Toms River Startup Yashi Exits to the Tune of $33 Million; Staying in NJ

Photo: Jay Gould, now president of Yashi, a division of Nexstar. Photo Credit: Courtesy Yashi
Jay Gould, now president of Yashi, a division of Nexstar. | Courtesy Yashi

If you want to know how a husband and wife team figured out how to monetize video through advertising, and turned their startup into one of the fastest-growing companies in New Jersey, just watch this video: youtu.be/pVynn7fUgCs.

You’ll see the couple, Yashi founders Jay and Caitlin Gould, who began with a great idea and gave up steady jobs to start a company out of their house. They grew that startup it into a thriving powerhouse in an unlikely spot: Toms River, on the Jersey shore.

This week Yashi announced its exit. The company said that 100 percent of its stock has been acquired by Nexstar Broadcasting Group (Irving, Texas) for $33 million.

“At Yashi, we now have the opportunity to leverage the national scale of a major local media company to accelerate the momentum of our high-growth company,” Jay Gould, now president of Yashi, told NJTechWeekly.com.

“The main office for the company will continue to be Toms River and we look forward to growing our revenues and our team. The team that built Yashi is staying with the company, and will continue to be the vision and the leadership that help Yashi continue its rapid growth.”

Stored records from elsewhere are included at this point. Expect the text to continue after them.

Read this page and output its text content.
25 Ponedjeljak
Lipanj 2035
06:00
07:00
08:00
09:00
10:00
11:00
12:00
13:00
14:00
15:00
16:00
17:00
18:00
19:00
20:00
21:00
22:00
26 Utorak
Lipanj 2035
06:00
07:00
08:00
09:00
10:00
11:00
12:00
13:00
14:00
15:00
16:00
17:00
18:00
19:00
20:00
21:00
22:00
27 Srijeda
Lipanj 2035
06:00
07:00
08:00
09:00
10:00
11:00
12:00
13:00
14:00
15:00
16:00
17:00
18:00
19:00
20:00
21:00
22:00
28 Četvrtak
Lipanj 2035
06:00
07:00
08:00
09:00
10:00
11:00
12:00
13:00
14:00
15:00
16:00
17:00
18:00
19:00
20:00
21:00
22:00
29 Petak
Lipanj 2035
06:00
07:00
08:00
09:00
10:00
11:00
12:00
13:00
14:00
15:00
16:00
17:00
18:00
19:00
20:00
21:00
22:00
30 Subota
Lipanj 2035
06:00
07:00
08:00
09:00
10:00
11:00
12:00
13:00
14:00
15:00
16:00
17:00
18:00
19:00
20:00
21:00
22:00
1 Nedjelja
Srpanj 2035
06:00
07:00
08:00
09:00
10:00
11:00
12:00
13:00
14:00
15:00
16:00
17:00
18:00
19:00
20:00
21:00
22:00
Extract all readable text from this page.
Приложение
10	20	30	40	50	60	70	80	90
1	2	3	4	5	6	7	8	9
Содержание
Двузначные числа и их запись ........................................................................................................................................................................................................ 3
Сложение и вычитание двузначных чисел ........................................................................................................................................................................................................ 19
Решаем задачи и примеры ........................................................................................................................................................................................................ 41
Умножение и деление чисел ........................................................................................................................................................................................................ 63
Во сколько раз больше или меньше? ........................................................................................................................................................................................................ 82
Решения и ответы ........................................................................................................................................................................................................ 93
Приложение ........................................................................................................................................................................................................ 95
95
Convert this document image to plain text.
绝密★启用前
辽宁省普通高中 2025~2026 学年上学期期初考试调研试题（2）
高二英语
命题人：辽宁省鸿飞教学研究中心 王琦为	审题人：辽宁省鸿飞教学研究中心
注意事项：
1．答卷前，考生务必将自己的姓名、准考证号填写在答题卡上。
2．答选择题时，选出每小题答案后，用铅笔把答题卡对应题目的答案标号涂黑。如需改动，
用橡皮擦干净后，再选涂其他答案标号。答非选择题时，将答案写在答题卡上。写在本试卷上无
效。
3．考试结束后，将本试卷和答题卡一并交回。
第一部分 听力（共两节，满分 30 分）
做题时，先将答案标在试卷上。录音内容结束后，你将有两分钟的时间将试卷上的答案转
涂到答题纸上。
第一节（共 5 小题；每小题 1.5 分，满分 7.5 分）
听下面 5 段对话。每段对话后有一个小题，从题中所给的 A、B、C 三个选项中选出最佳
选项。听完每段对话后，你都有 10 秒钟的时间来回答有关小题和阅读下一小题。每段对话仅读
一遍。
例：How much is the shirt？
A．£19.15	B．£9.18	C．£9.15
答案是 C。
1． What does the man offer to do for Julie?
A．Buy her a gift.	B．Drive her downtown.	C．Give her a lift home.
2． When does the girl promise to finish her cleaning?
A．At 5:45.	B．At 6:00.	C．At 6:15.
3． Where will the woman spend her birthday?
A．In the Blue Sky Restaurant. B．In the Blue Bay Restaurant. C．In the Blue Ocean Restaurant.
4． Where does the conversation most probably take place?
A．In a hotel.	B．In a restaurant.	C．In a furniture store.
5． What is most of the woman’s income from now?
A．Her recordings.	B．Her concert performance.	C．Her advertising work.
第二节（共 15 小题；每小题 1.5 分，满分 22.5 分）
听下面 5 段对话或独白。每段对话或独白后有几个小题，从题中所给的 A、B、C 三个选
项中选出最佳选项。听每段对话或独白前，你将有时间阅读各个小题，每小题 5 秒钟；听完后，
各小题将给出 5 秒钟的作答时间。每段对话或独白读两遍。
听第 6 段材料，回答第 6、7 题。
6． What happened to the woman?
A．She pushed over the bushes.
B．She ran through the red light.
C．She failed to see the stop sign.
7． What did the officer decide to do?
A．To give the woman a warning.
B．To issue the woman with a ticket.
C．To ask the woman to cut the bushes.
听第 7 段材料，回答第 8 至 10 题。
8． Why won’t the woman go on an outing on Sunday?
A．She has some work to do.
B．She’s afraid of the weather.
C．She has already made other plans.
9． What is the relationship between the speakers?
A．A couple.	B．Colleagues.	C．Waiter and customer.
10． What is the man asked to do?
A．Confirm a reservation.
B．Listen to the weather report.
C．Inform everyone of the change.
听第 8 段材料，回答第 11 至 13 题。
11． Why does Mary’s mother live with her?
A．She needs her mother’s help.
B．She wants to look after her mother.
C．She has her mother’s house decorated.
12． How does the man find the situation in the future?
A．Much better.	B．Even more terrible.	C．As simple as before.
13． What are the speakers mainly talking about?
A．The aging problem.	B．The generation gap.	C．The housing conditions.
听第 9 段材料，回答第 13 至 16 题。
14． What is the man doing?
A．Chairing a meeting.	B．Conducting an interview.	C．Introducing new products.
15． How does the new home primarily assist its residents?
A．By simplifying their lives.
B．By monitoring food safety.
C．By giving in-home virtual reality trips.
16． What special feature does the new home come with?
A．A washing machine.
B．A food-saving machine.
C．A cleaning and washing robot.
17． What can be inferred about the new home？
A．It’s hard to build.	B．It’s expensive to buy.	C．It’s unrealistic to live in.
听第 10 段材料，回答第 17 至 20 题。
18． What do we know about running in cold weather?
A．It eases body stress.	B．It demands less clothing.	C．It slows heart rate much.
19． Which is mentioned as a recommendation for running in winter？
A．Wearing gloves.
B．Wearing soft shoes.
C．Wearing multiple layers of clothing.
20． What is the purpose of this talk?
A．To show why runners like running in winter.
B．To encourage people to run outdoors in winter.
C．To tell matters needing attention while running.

Nexstar said that Yashi will continue to operate its growing business as a division of Nexstar’s digital media portfolio.

Yashi has a proprietary technology platform that delivers a one-stop digital advertising solution, integrating geographic, demographic, and other data-driven targeting tools with real-time bidding, allowing advertisers to plan, buy, measure and optimize their ad campaigns in real time.

It’s obvious that Yashi has been strategically thinking about an exit for a while. In 2014, Aaron Cohen, then chief operating officer at Yashi, wrote a stern blog post called 6 Rules for Building a Tech Company on the Jersey Shore.

The post underscored Yashi’s commitment to growth, but clearly foreshadowed the company’s exit.

“Make sure people understand what a major exit can do for a region that seeks economic development,” wrote Cohen.  “All over America communities need to be reinvented and technology sector jobs must be created.   If Yashi produces $100mm exit [ed. note: it did not], that could lead to several offspring.   Before you know it, an entrepreneurial ecosystem will be born.  When you’re the only scalable tech company down the shore, you can’t afford to fail.  Stakes are higher than any one employee’s ability to buy a house or car.  We can create hundreds of jobs for a region that must transform in order to thrive.”

In a statement Jay Gould said, “Nexstar’s growing scale and broad array of digital media assets will help Yashi fulfill its vision to bring online video advertising to local businesses throughout the United States.  We are excited about working with the digital media teams at Nexstar as we continue to cement our place as leaders in location-focused online video advertising for national and local brands utilizing our real-time programmatic technology.”

During its startup stage, Yashi went through four rounds of funding totaling $7.3 million, according to the company’s CrunchBase profile. Silicon Valley Bank and PNC Bank participated in the company’s 2014 $4 million debt financing round.